Foreign Tax Credit for Non-Permanent Residents in Japan
【Koshida Accounting Firm Column Date:】
Hello, my name is Taisei Koshida, and I am a Certified Public Accountant and Licensed Tax Accountant in Japan.
I specialize in helping foreign business owners and individuals with Japanese tax matters, especially those who need assistance in English.
Many non-permanent residents living in Japan are surprised to learn that claiming a foreign tax credit is not as simple as paying tax overseas.
Whether you can claim a foreign tax credit depends on several factors, including whether remittance-based taxation applies and when the foreign tax is actually paid.
This article explains the basic steps for determining whether a foreign tax credit is available in Japan.

Decision Flow for Claiming a Foreign Tax Credit as a Non-Permanent Resident in Japan
1. Do You Have Foreign-Source Income?
The first step is to determine whether you have any foreign-source income.
Typical examples of foreign-source income include:
- ・Rental income from overseas real estate
- ・Foreign dividends
- ・Foreign interest income
- ・Capital gains from overseas securities
One point is frequently misunderstood.
Even if your salary is paid by a foreign company, it may still be treated as Japanese-source income if you physically perform the work while living in Japan, such as working remotely from Japan.
If you have no foreign-source income, there is generally no double taxation and therefore no foreign tax credit available.
2. Did You Remit Funds to Japan?
If you have foreign-source income, the next step is to determine whether you made any remittances to Japan during the calendar year.
Examples of remittances include:
- ・Bank transfers to Japan
- ・Cash brought into Japan
- ・Payments made in Japan using foreign credit cards
However, certain amounts should be excluded from the calculation, such as payments made from Japanese-source income that happened to be received abroad.
If there were no remittances to Japan during the year, remittance-based taxation generally does not apply, and no double taxation arises on your foreign-source income.
3. Determine Your Taxable Income Under the Remittance Basis
If you made remittances to Japan during the year, the next step is to determine how much of your foreign-source income becomes taxable in Japan.
Under Japan’s remittance-based taxation rules for non-permanent residents, the taxable amount is generally the smaller of:
- ・Your total remittances to Japan during the calendar year, or
- ・Your foreign-source income that is subject to remittance-based taxation.
For example:
- ・Foreign-source income: ¥3,000,000
- ・Remittances to Japan: ¥1,500,000
In this case, only ¥1,500,000 of the foreign-source income becomes taxable in Japan under the remittance basis.
If you have several types of foreign-source income, such as dividends, interest, rental income, and capital gains, the remittance amount generally needs to be allocated among each category before calculating Japanese income tax.
4. Has Foreign Tax Actually Been Paid?
This is one of the most misunderstood aspects of the foreign tax credit.
A foreign tax credit is generally available only after the foreign tax has actually been paid.
For example, suppose you receive dividend income in 2026.
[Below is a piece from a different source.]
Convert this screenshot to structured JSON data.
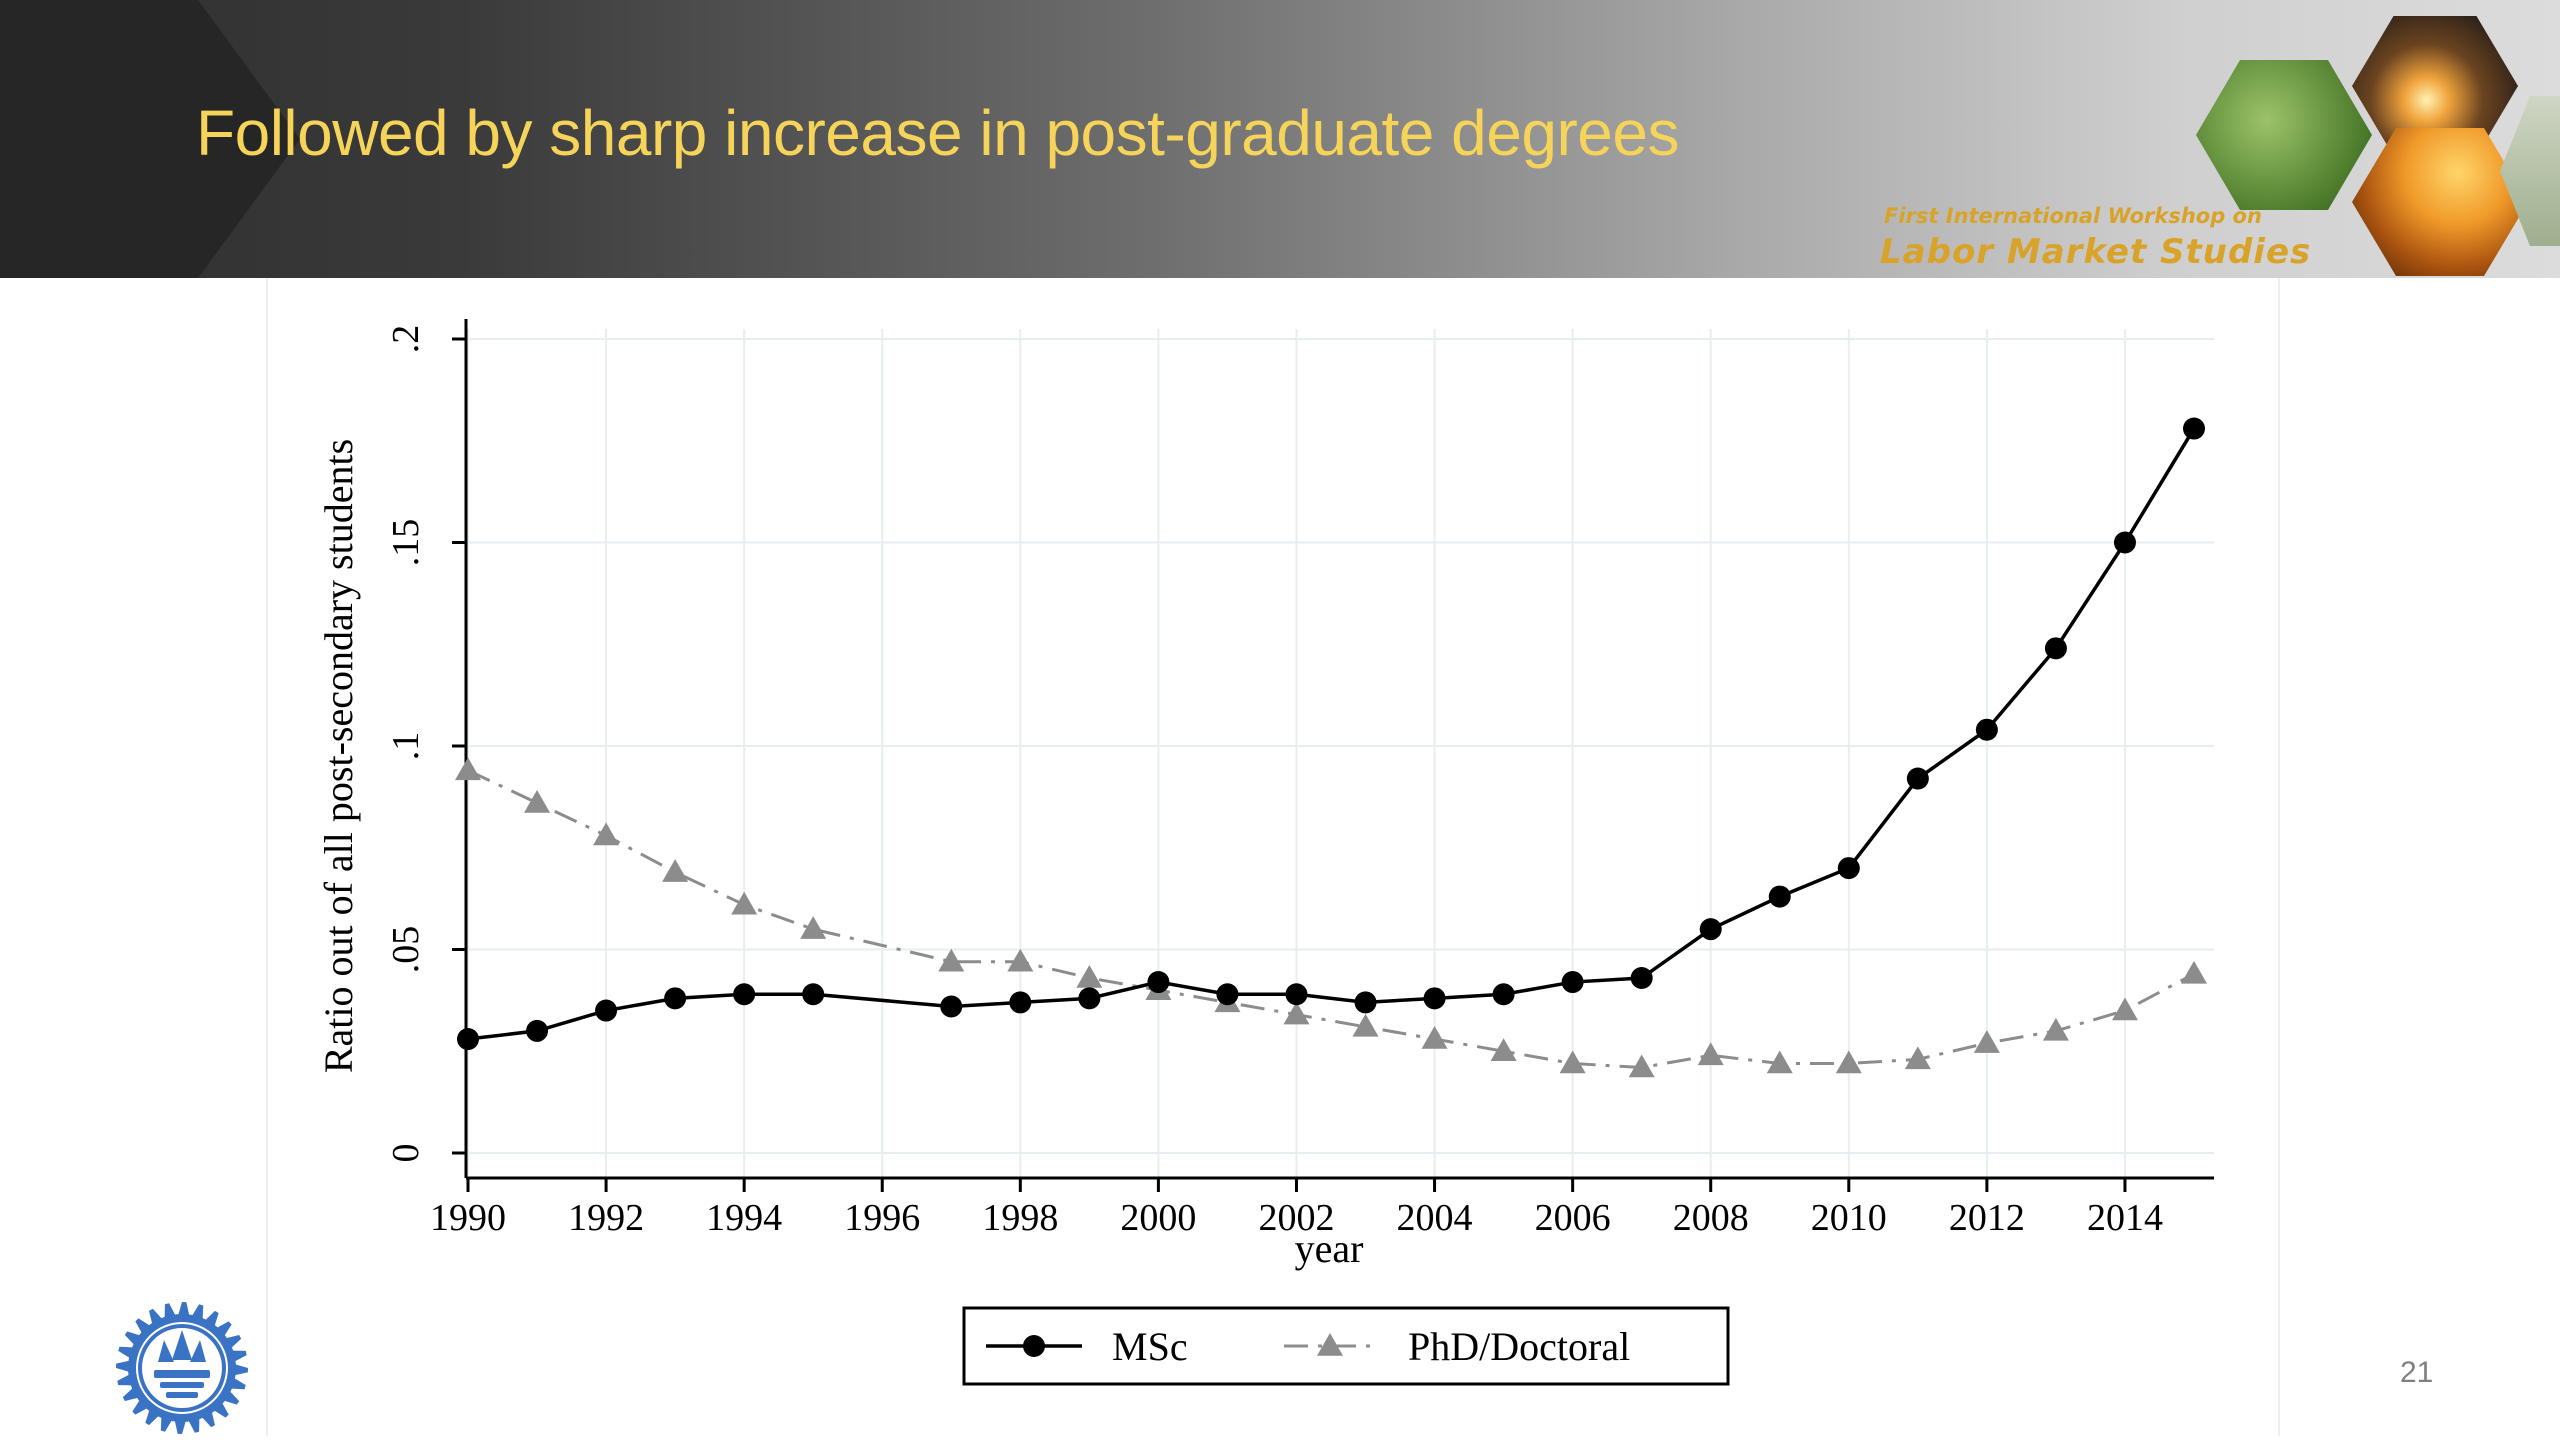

If U.S. withholding tax is deducted immediately, you may generally claim a foreign tax credit in your 2026 Japanese tax return.
However, capital gains are often different.
In many cases, U.S. capital gains tax is not paid until the following year when the U.S. income tax return is filed.
If the U.S. tax relating to your 2026 capital gains is paid in 2027, the foreign tax credit is generally claimed on your 2027 Japanese tax return rather than your 2026 return.
Understanding the timing of foreign tax payments is therefore just as important as calculating your taxable income.
5. When Can You Claim a Foreign Tax Credit?
After determining your taxable foreign-source income and confirming that foreign tax has actually been paid, you can calculate your foreign tax credit.
Unfortunately, the calculation is rarely straightforward.
Among other things, you need to determine:
- ・Which foreign income is taxable in Japan,
- ・How much foreign tax relates to that income,
- ・Whether remittance-based taxation applies, and
- ・Whether the foreign tax was paid during the relevant tax year.
Because these rules interact with one another, the calculation can become complicated even for relatively simple investment portfolios.
Summary
Preparing a Japanese tax return as a non-permanent resident involves much more than simply reporting your income.
You may need to calculate remittances, classify Japanese-source and foreign-source income, determine taxable income under the remittance basis, calculate the Japanese cost basis of your investments, and decide whether a foreign tax credit is available.
In practice, many foreign residents do not realize how complicated these rules are until they prepare their first Japanese tax return.
If you are unsure how the Japanese tax rules apply to your situation, obtaining professional advice may help you avoid unnecessary tax and filing mistakes.
Because every taxpayer’s situation is different, professional advice is often worthwhile, especially if you have multiple sources of foreign income or significant investments overseas.